Kyle Boelte, author of "The Beautiful Unseen."

Photo by Julia Lynton-Boelte.

Writer Kyle Boelte was only 13 when his brother Kris killed himself in their Denver home. Seventeen years later, Boelte moved to San Francisco, where the ever-present fog brought back painful but fading memories of Kris. In his first book, The Beautiful Unseen (Counterpoint Press, February 10), Boelte pieces together these memories as he roams San Francisco's trails and wild places in search of fog. The book intertwines the science and impact of fog, from the giant redwoods that survive on it to the 20th-century shipwrecks caused by it, with meditations on loss and the fleeting nature of memory. Sierra sat down with Boelte to discuss fog, forgetting, and how nature teaches us to grieve.

What drew you to fog?

Part of it was being in San Francisco. In a city, you don't have a whole lot of connection with the natural world, so one of the main ways you do is through weather. When I was living in San Francisco, the fog was always there, coming and going.

You detail many of the hikes you took throughout the Bay Area. Did spending so much time in the wilderness help you?

Many people who have gone through tragedy in their life go to nature to find solace. But I also think we spend a lot of time in the modern world trying to control things. We pour concrete over everything, and everyone is so wrapped up in trying to control themselves and their community and the natural world. Nothing is out of control, we think, but in truth so much of this world is out of our control. Suicide in particular is scary to a lot of people because it challenges their idea of control. So being in the wilderness and experiencing what it's like to not be in control can teach us a lot about the world we actually live in. 

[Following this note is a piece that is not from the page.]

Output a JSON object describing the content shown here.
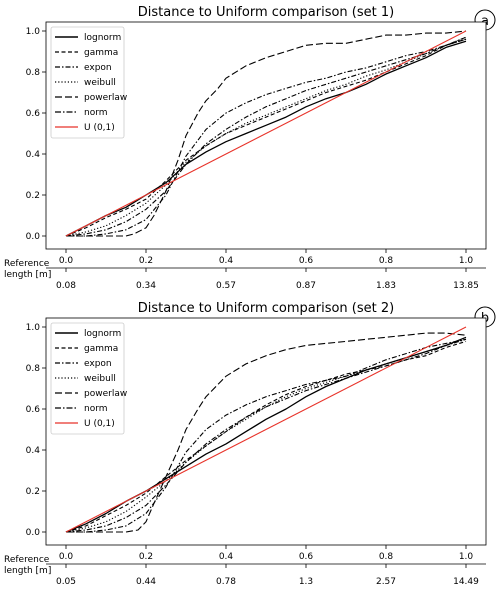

You spend a lot of time in this book trying to conjure memories of Kris, and being afraid to forget. 

At first, I set out to really experience the fog, and what I found was that I actually spent a lot of days not in the fog. I'd go for a hike or drive out someplace and it would end up being a sunny day. Or I'd see fog at the top of the mountain and start walking up to find it, and it would burn off and disappear. At the beginning of the book, I try to track my memories in similar ways. In the end, I come to terms with not finding the fog, and letting the fog find me. That's kind of how I think about memories: They’re not totally gone, but the control aspect of it goes away. I wanted to allow memories to arise organically and appreciate them when I have them. When you experience a loved one's death, you have to grieve for them. And at some point you move on.